The presence of VCI predicts the subsequent development of frank dementia. In a Japanese study, VCI increased the likelihood of subsequent dementia over the next decade from 8% to 42%, while in the Canadian study of health and aging, approximately half were dead and half institutionalised after five years. However, in 16% there was no cognitive decline, or even improvement, reflecting the diversity of potential outcomes in this condition.

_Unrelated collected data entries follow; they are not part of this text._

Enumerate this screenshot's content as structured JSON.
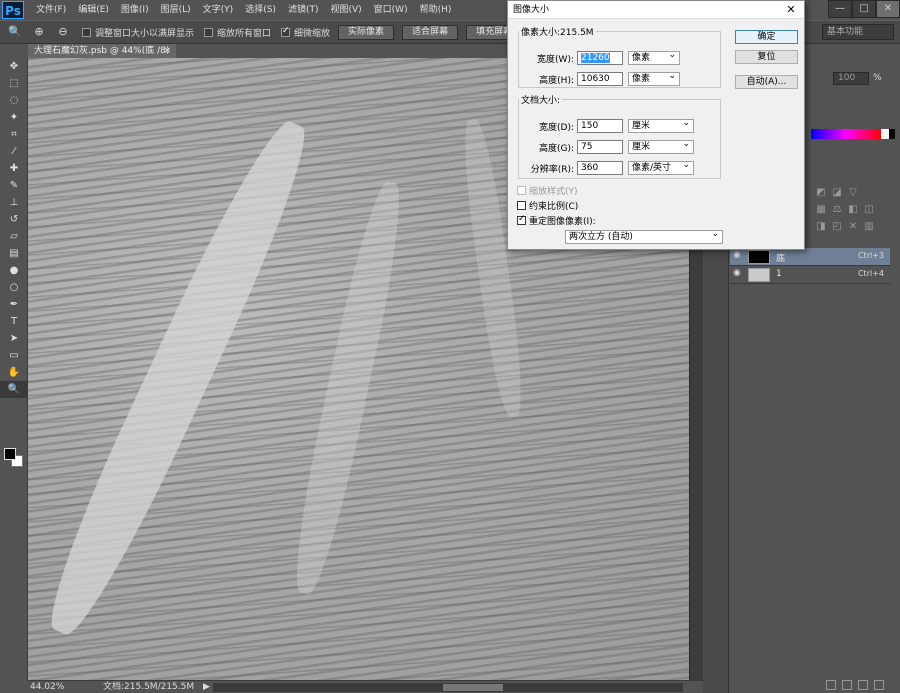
{
  "app": {
    "logo": "Ps",
    "menus": [
      "文件(F)",
      "编辑(E)",
      "图像(I)",
      "图层(L)",
      "文字(Y)",
      "选择(S)",
      "滤镜(T)",
      "视图(V)",
      "窗口(W)",
      "帮助(H)"
    ],
    "window_controls": [
      "—",
      "□",
      "✕"
    ]
  },
  "options_bar": {
    "resize_windows_label": "调整窗口大小以满屏显示",
    "zoom_all_label": "缩放所有窗口",
    "scrubby_zoom_label": "细微缩放",
    "actual_pixels": "实际像素",
    "fit_screen": "适合屏幕",
    "fill_screen": "填充屏幕",
    "workspace": "基本功能"
  },
  "document": {
    "tab_title": "大理石魔幻灰.psb @ 44%(底 /8)",
    "tab_close": "×"
  },
  "status_bar": {
    "zoom": "44.02%",
    "doc_info": "文档:215.5M/215.5M",
    "arrow": "▶"
  },
  "layers": [
    {
      "name": "底",
      "shortcut": "Ctrl+3",
      "selected": true,
      "thumb_color": "#000000"
    },
    {
      "name": "1",
      "shortcut": "Ctrl+4",
      "selected": false,
      "thumb_color": "#c9c9c9"
    }
  ],
  "right_panel": {
    "opacity_value": "100",
    "percent": "%"
  },
  "dialog": {
    "title": "图像大小",
    "close": "✕",
    "pixel_dimensions_label": "像素大小:215.5M",
    "width_label": "宽度(W):",
    "width_value": "21260",
    "width_unit": "像素",
    "height_label": "高度(H):",
    "height_value": "10630",
    "height_unit": "像素",
    "doc_size_label": "文档大小:",
    "doc_width_label": "宽度(D):",
    "doc_width_value": "150",
    "doc_width_unit": "厘米",
    "doc_height_label": "高度(G):",
    "doc_height_value": "75",
    "doc_height_unit": "厘米",
    "resolution_label": "分辨率(R):",
    "resolution_value": "360",
    "resolution_unit": "像素/英寸",
    "ok": "确定",
    "reset": "复位",
    "auto": "自动(A)...",
    "scale_styles": "缩放样式(Y)",
    "constrain": "约束比例(C)",
    "resample": "重定图像像素(I):",
    "resample_method": "两次立方 (自动)"
  },
  "colors": {
    "accent": "#31a8ff",
    "selected_layer": "#6f7f95",
    "selection_highlight": "#3399ff"
  }
}
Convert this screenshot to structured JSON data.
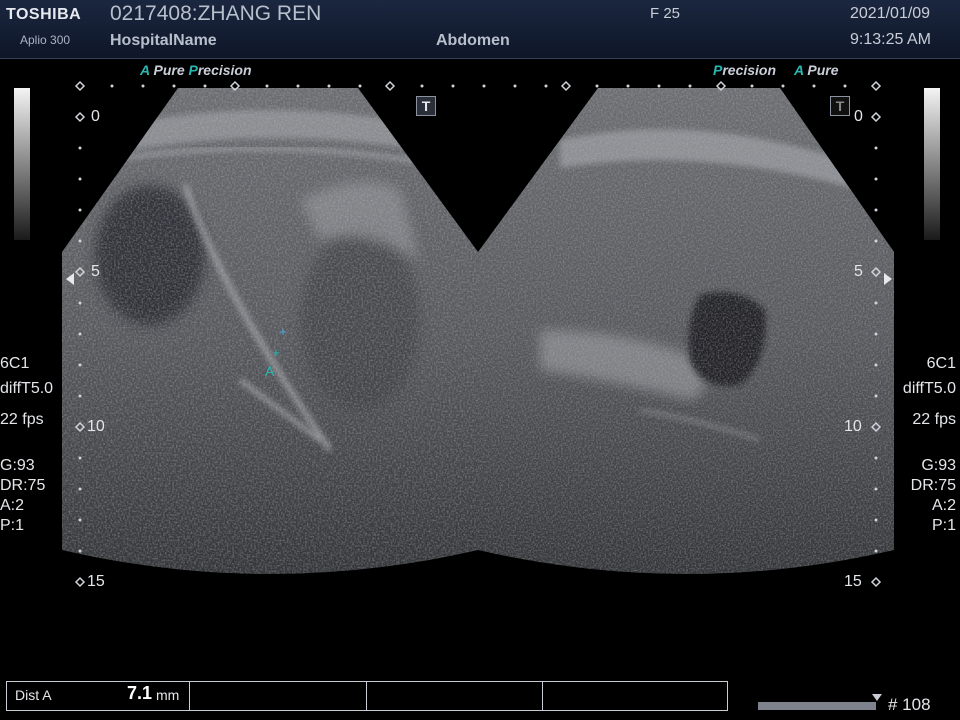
{
  "header": {
    "brand": "TOSHIBA",
    "model": "Aplio 300",
    "patient": "0217408:ZHANG REN",
    "hospital": "HospitalName",
    "frame": "F  25",
    "exam": "Abdomen",
    "date": "2021/01/09",
    "time": "9:13:25 AM"
  },
  "left_pane": {
    "logo_a": "A",
    "logo_pure": "Pure",
    "logo_p": "P",
    "logo_recision": "recision",
    "depth_labels": [
      "0",
      "5",
      "10",
      "15"
    ],
    "probe": "6C1",
    "mode": "diffT5.0",
    "fps": "22 fps",
    "gain": "G:93",
    "dr": "DR:75",
    "a": "A:2",
    "p": "P:1",
    "t_icon": "T",
    "caliper_label": "A"
  },
  "right_pane": {
    "logo_p": "P",
    "logo_recision": "recision",
    "logo_a": "A",
    "logo_pure": "Pure",
    "depth_labels": [
      "0",
      "5",
      "10",
      "15"
    ],
    "probe": "6C1",
    "mode": "diffT5.0",
    "fps": "22 fps",
    "gain": "G:93",
    "dr": "DR:75",
    "a": "A:2",
    "p": "P:1",
    "t_icon": "T"
  },
  "measurement": {
    "label": "Dist A",
    "value": "7.1",
    "unit": "mm"
  },
  "cine": {
    "frame_count": "# 108",
    "position_fraction": 0.97
  },
  "colors": {
    "accent": "#2bb7b1",
    "header_bg": "#15203a",
    "text": "#d8dce6"
  }
}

The old concepts of vascular dementia and Binswanger’s disease, along with their criteria, are dead but their replacements, VCI and its subcortical VCI, do not yet have criteria. However, criteria are intended mainly for research purposes and the clinician is encouraged vigorously to hunt out these conditions and deal with their risk factors. It is sufficient to identify vascular risk factors, the slightest of cognitive loss, and evidence, however minimal, of cerebrovascular end organ damage, to formulate a working diagnosis of VCI and to commence risk factor modification. The goal is not to diagnose dementia, it is to prevent it. The increasing awareness of mixed dementia dictates that even where the diagnosis is thought to be primarily AD, that evidence of coexistent cerebrovascular disease and its risk factors be sought and these dealt with too, not least because there is no other treatment that can slow the progression of the disease. Depression must always be sought and treated; it is a common complication of cerebrovascular disease and mimics subcortical VCI. Treatment of this is far more likely to produce symptomatic improvement than the anticholinesterases or memantine, the efficacies of which are marginal.